Il bilancio giornaliero è altrettanto pesante per il barile americano che sin dalle prime ore della mattinata si è spinto a ridosso dei 70 dollari, ripiegando parzialmente durante la seduta, salvo poi riprendere la via dei rialzi in chiusura. Il future con scadenza maggio ha infatti terminato le contrattazioni sui massimi di giornata, a quota 70,45 dollari, con un progresso dell’1,6% rispetto al close di giovedì scorso.
Si tratta di un livello particolarmente elevato, se si pensa che a solo 40 cents di distanza troviamo il record della scorsa estate, segnato quando l’uragano Katrina andò a colpire le coste degli Stati Uniti, danneggiando la produzione del Golfo del Messico.
A partire dalla metà di febbraio, i prezzi dell’oro nero sono saliti di oltre il 20%, a causa soprattutto delle tensioni geopolitiche per la delicata situazione venutasi a creare in Iran, in seguito alle ambizioni nucleari di Teheran. Il timore è che l’inasprirsi dei rapporti con il mondo occidentale possa provocare una riduzione delle esportazioni, insieme alla mancata produzione nigeriana, tanto da mettere in pericolo la regolare fornitura di benzina in vista della stagione estiva che porta con sé maggiori consumi.
Secondo quanto dichiarato dall'ambasciatore dell'Arabia Saudita in Usa, il principe Turki al-Faisal, l’aumento delle quotazioni è da ricercare in varie ragioni, tra le quali si evidenziano l’aumento della domanda mondiale e l’escalation della violenza in Iraq.
Intanto i prezzi dell’oro nero hanno raggiunto livelli sempre più preoccupanti che potrebbero far scattare qualche campanello d’allarme anche per i listini azionari e di fronte a questo scenario sempre più delicato, le possibilità di intervento sembrano piuttosto ridotte.

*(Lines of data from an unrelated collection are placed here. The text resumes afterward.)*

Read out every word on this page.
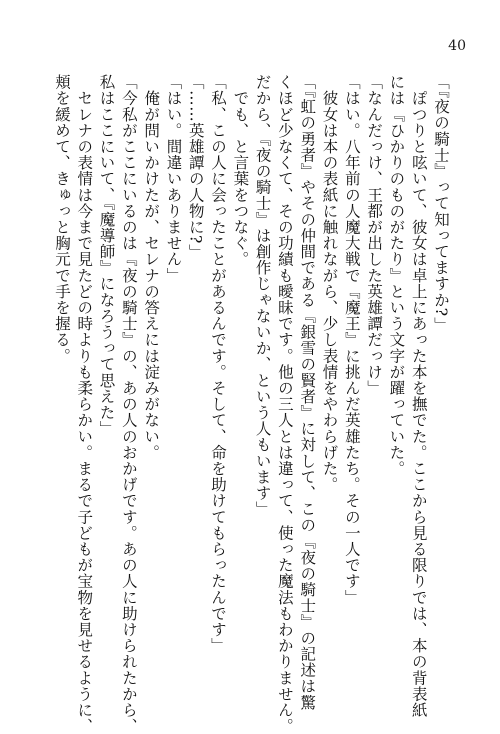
40
「『夜の騎士』って知ってますか?」
　ぽつりと呟いて、彼女は卓上にあった本を撫でた。ここから見る限りでは、本の背表紙
には『ひかりのものがたり』という文字が躍っていた。
「なんだっけ、王都が出した英雄譚だっけ」
「はい。八年前の人魔大戦で『魔王』に挑んだ英雄たち。その一人です」
　彼女は本の表紙に触れながら、少し表情をやわらげた。
「『虹の勇者』やその仲間である『銀雪の賢者』に対して、この『夜の騎士』の記述は驚
くほど少なくて、その功績も曖昧です。他の三人とは違って、使った魔法もわかりません。
だから、『夜の騎士』は創作じゃないか、という人もいます」
　でも、と言葉をつなぐ。
「私、この人に会ったことがあるんです。そして、命を助けてもらったんです」
「……英雄譚の人物に?」
「はい。間違いありません」
　俺が問いかけたが、セレナの答えには淀みがない。
「今私がここにいるのは『夜の騎士』の、あの人のおかげです。あの人に助けられたから、
私はここにいて、『魔導師』になろうって思えた」
　セレナの表情は今まで見たどの時よりも柔らかい。まるで子どもが宝物を見せるように、
頬を緩めて、きゅっと胸元で手を握る。
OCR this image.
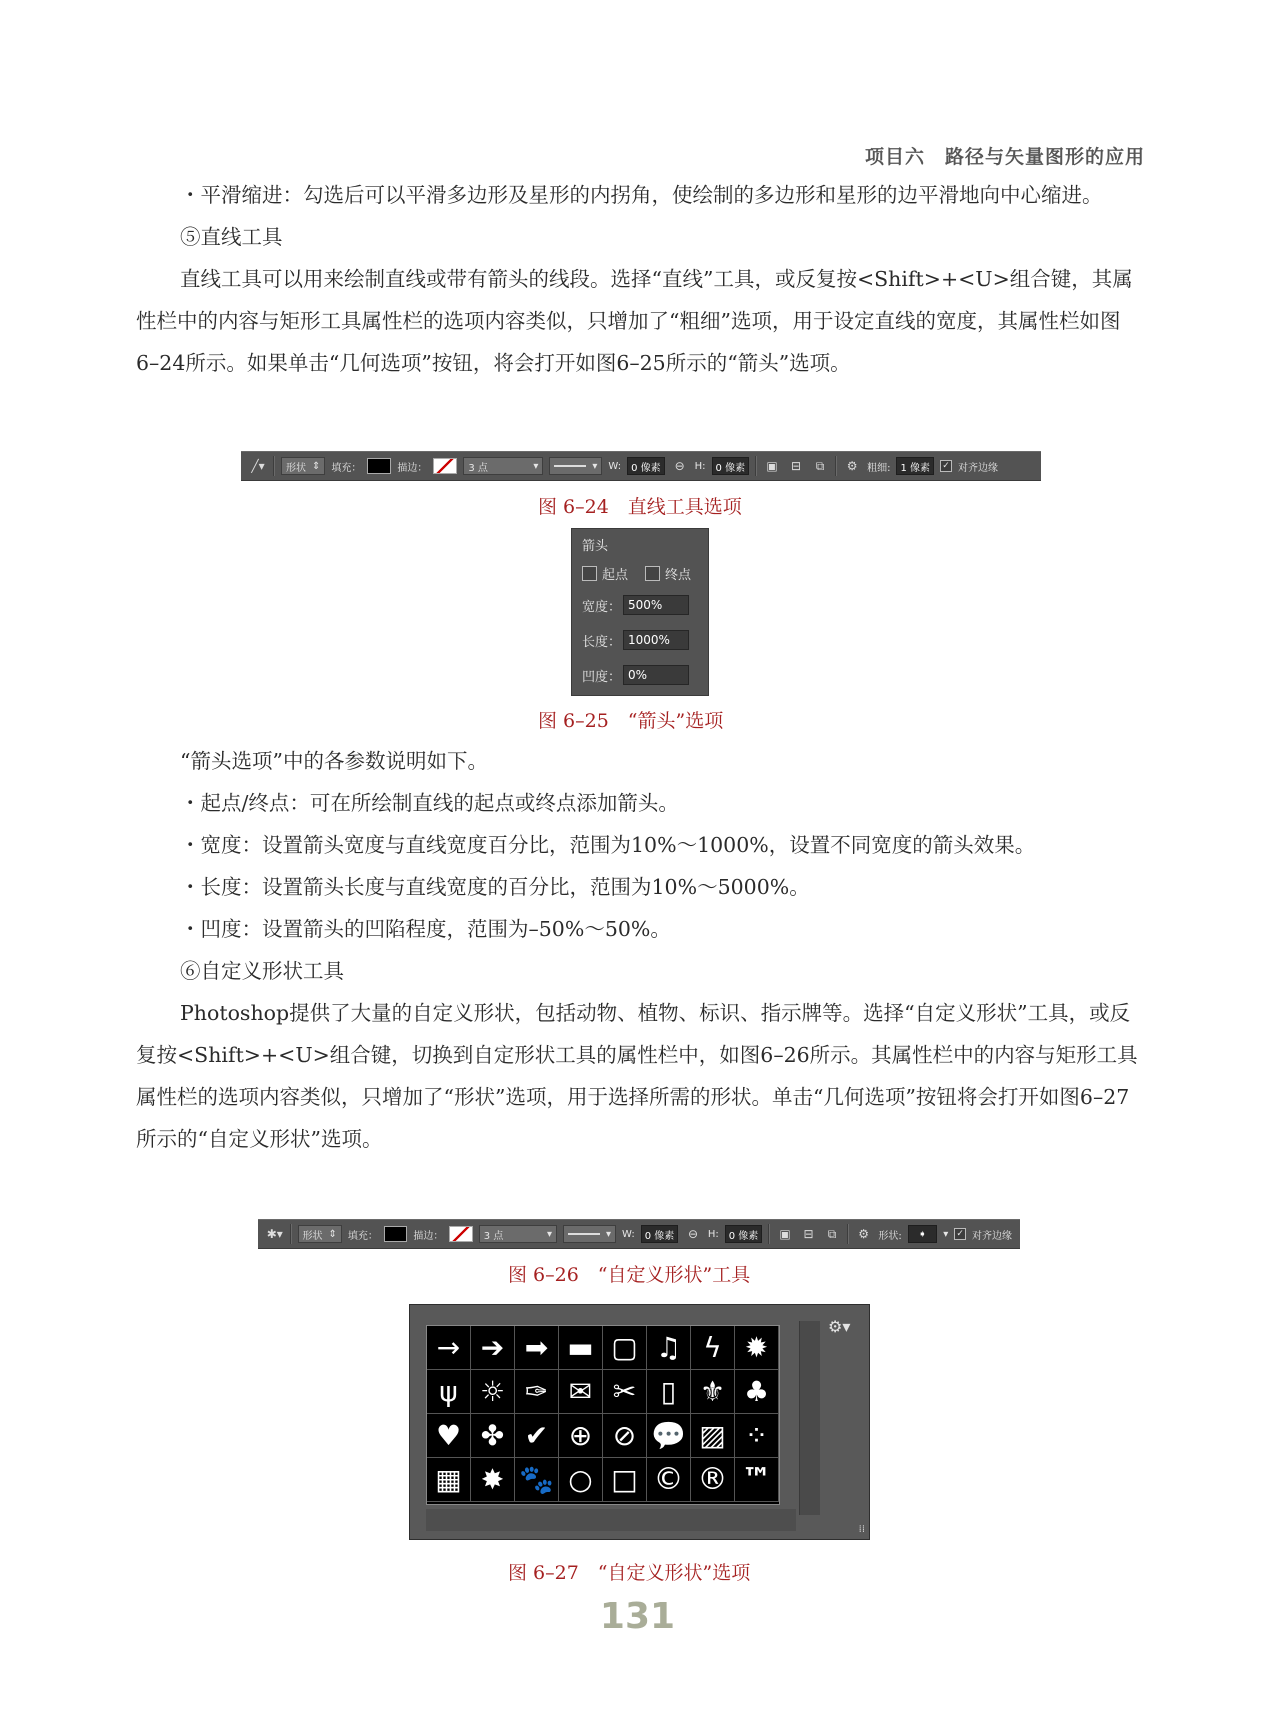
项目六　路径与矢量图形的应用

・平滑缩进：勾选后可以平滑多边形及星形的内拐角，使绘制的多边形和星形的边平滑地向中心缩进。

⑤直线工具

直线工具可以用来绘制直线或带有箭头的线段。选择“直线”工具，或反复按<Shift>+<U>组合键，其属性栏中的内容与矩形工具属性栏的选项内容类似，只增加了“粗细”选项，用于设定直线的宽度，其属性栏如图6–24所示。如果单击“几何选项”按钮，将会打开如图6–25所示的“箭头”选项。

╱▾ 形状 ⇕ 填充：	描边：	3 点	▾	▾ W:	0 像素	⊖ H:	0 像素	▣	⊟	⧉	⚙ 粗细:	1 像素	✓ 对齐边缘
图 6–24　直线工具选项
箭头
起点	终点
宽度： 500%
长度： 1000%
凹度： 0%
图 6–25　“箭头”选项

“箭头选项”中的各参数说明如下。

・起点/终点：可在所绘制直线的起点或终点添加箭头。

・宽度：设置箭头宽度与直线宽度百分比，范围为10%～1000%，设置不同宽度的箭头效果。

・长度：设置箭头长度与直线宽度的百分比，范围为10%～5000%。

・凹度：设置箭头的凹陷程度，范围为–50%～50%。

⑥自定义形状工具

Photoshop提供了大量的自定义形状，包括动物、植物、标识、指示牌等。选择“自定义形状”工具，或反复按<Shift>+<U>组合键，切换到自定形状工具的属性栏中，如图6–26所示。其属性栏中的内容与矩形工具属性栏的选项内容类似，只增加了“形状”选项，用于选择所需的形状。单击“几何选项”按钮将会打开如图6–27所示的“自定义形状”选项。

✱▾ 形状 ⇕ 填充：	描边：	3 点	▾	▾ W:	0 像素	⊖ H:	0 像素	▣	⊟	⧉	⚙ 形状:	➧	▾ ✓ 对齐边缘
图 6–26　“自定义形状”工具
→ ➔ ➡ ▬ ▢ ♫ ϟ ✹
ψ ☼ ✑ ✉ ✂ ▯ ⚜ ♣
♥ ✤ ✔ ⊕ ⊘ 💬 ▨ ⁘
▦ ✸ 🐾 ○ □ © ® ™
⚙▾
⁞⁞
图 6–27　“自定义形状”选项
131
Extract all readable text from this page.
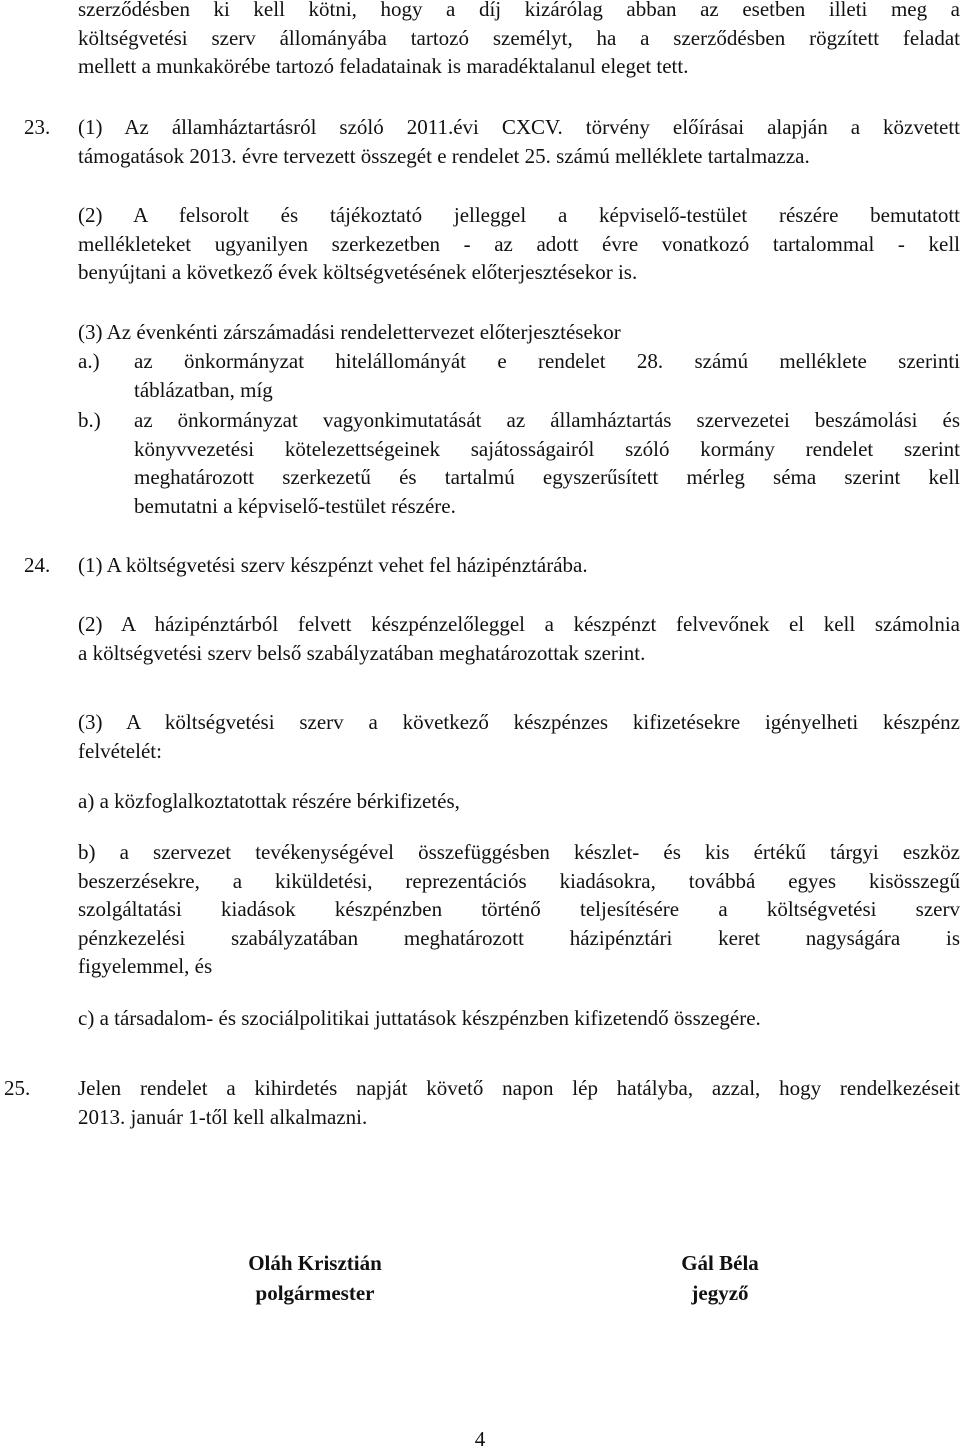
szerződésben ki kell kötni, hogy a díj kizárólag abban az esetben illeti meg a
költségvetési szerv állományába tartozó személyt, ha a szerződésben rögzített feladat
mellett a munkakörébe tartozó feladatainak is maradéktalanul eleget tett.
23.	(1) Az államháztartásról szóló 2011.évi CXCV. törvény előírásai alapján a közvetett
támogatások 2013. évre tervezett összegét e rendelet 25. számú melléklete tartalmazza.
(2) A felsorolt és tájékoztató jelleggel a képviselő-testület részére bemutatott
mellékleteket ugyanilyen szerkezetben - az adott évre vonatkozó tartalommal - kell
benyújtani a következő évek költségvetésének előterjesztésekor is.
(3) Az évenkénti zárszámadási rendelettervezet előterjesztésekor
a.)	az önkormányzat hitelállományát e rendelet 28. számú melléklete szerinti
táblázatban, míg
b.)	az önkormányzat vagyonkimutatását az államháztartás szervezetei beszámolási és
könyvvezetési kötelezettségeinek sajátosságairól szóló kormány rendelet szerint
meghatározott szerkezetű és tartalmú egyszerűsített mérleg séma szerint kell
bemutatni a képviselő-testület részére.
24.	(1) A költségvetési szerv készpénzt vehet fel házipénztárába.
(2) A házipénztárból felvett készpénzelőleggel a készpénzt felvevőnek el kell számolnia
a költségvetési szerv belső szabályzatában meghatározottak szerint.
(3) A költségvetési szerv a következő készpénzes kifizetésekre igényelheti készpénz
felvételét:
a) a közfoglalkoztatottak részére bérkifizetés,
b) a szervezet tevékenységével összefüggésben készlet- és kis értékű tárgyi eszköz
beszerzésekre, a kiküldetési, reprezentációs kiadásokra, továbbá egyes kisösszegű
szolgáltatási kiadások készpénzben történő teljesítésére a költségvetési szerv
pénzkezelési szabályzatában meghatározott házipénztári keret nagyságára is
figyelemmel, és
c) a társadalom- és szociálpolitikai juttatások készpénzben kifizetendő összegére.
25.	Jelen rendelet a kihirdetés napját követő napon lép hatályba, azzal, hogy rendelkezéseit
2013. január 1-től kell alkalmazni.
Oláh Krisztián
polgármester
Gál Béla
jegyző
4
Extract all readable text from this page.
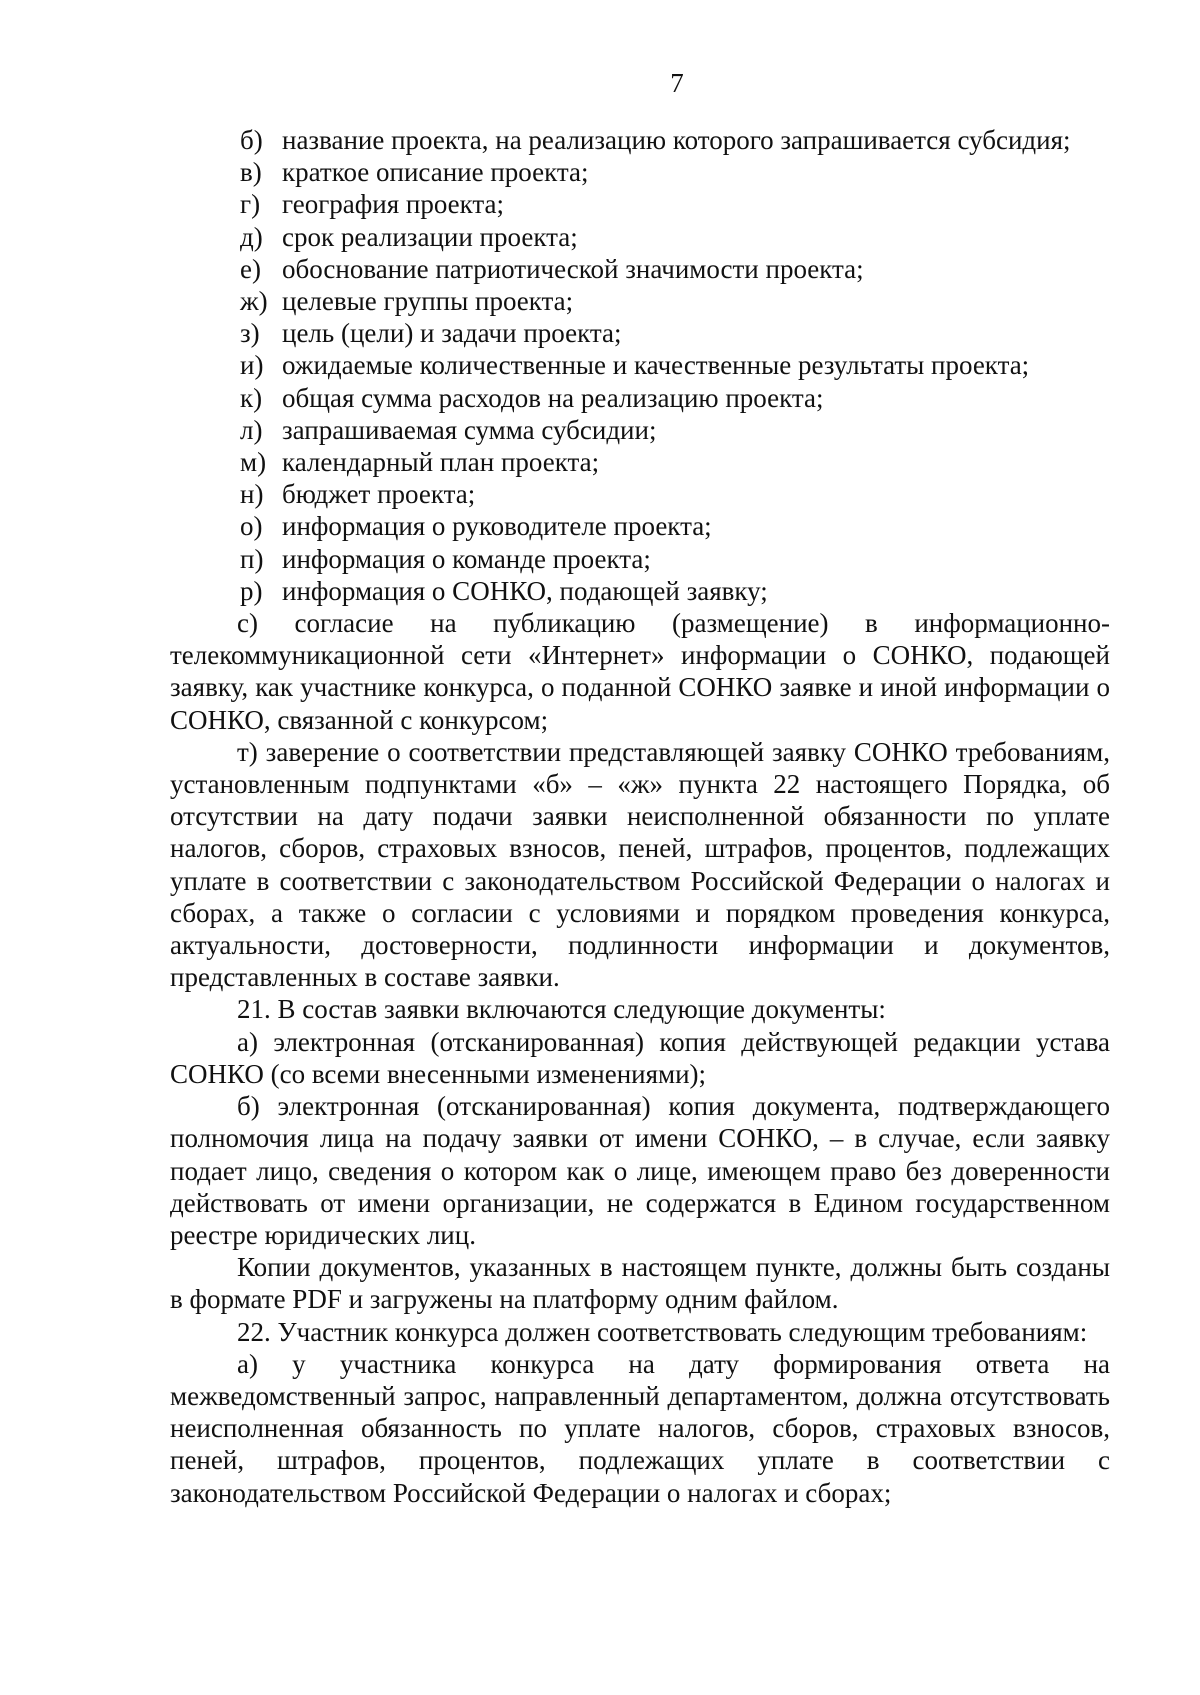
7
б) название проекта, на реализацию которого запрашивается субсидия;
в) краткое описание проекта;
г) география проекта;
д) срок реализации проекта;
е) обоснование патриотической значимости проекта;
ж) целевые группы проекта;
з) цель (цели) и задачи проекта;
и) ожидаемые количественные и качественные результаты проекта;
к) общая сумма расходов на реализацию проекта;
л) запрашиваемая сумма субсидии;
м) календарный план проекта;
н) бюджет проекта;
о) информация о руководителе проекта;
п) информация о команде проекта;
р) информация о СОНКО, подающей заявку;
с) согласие на публикацию (размещение) в информационно-телекоммуникационной сети «Интернет» информации о СОНКО, подающей заявку, как участнике конкурса, о поданной СОНКО заявке и иной информации о СОНКО, связанной с конкурсом;
т) заверение о соответствии представляющей заявку СОНКО требованиям, установленным подпунктами «б» – «ж» пункта 22 настоящего Порядка, об отсутствии на дату подачи заявки неисполненной обязанности по уплате налогов, сборов, страховых взносов, пеней, штрафов, процентов, подлежащих уплате в соответствии с законодательством Российской Федерации о налогах и сборах, а также о согласии с условиями и порядком проведения конкурса, актуальности, достоверности, подлинности информации и документов, представленных в составе заявки.
21. В состав заявки включаются следующие документы:
а) электронная (отсканированная) копия действующей редакции устава СОНКО (со всеми внесенными изменениями);
б) электронная (отсканированная) копия документа, подтверждающего полномочия лица на подачу заявки от имени СОНКО, – в случае, если заявку подает лицо, сведения о котором как о лице, имеющем право без доверенности действовать от имени организации, не содержатся в Едином государственном реестре юридических лиц.
Копии документов, указанных в настоящем пункте, должны быть созданы в формате PDF и загружены на платформу одним файлом.
22. Участник конкурса должен соответствовать следующим требованиям:
а) у участника конкурса на дату формирования ответа на межведомственный запрос, направленный департаментом, должна отсутствовать неисполненная обязанность по уплате налогов, сборов, страховых взносов, пеней, штрафов, процентов, подлежащих уплате в соответствии с законодательством Российской Федерации о налогах и сборах;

L’Opec infatti da parte sua ha alzato le mani, dichiarando la sua impossibilità ad attuare una qualsivoglia forma di intervento, secondo quanto riferito dal ministro del petrolio del Qatar, Abdullah al-Attiyah, il quale ha fatto sapere che i Paesi del cartello sono già al limite della produzione. Se le quotazioni continueranno a mantenersi intorno ai 70 dollari, con una domanda che rimane sempre decisamente sostenuta, gli attuali livelli produttivi saranno confermati per l’intero anno, per evitare un ulteriore incremento dei prezzi.
Da segnalare tuttavia che secondo i delegati dell’Opec, il mercato è in realtà ben bilanciato, in quanto la richiesta non supera ancora l’offerta e le riserve continuano ad essere ancora ben rifornite. Non è escluso comunque che i vari ministri dell’organizzazione possano consultarsi in maniera informale in occasione dell'International Energy Forum che inizierà giovedì prossimo a Doha, anche se è difficile che una qualunque decisione possa essere presa prima del vertice ufficiale atteso per il primo giugno.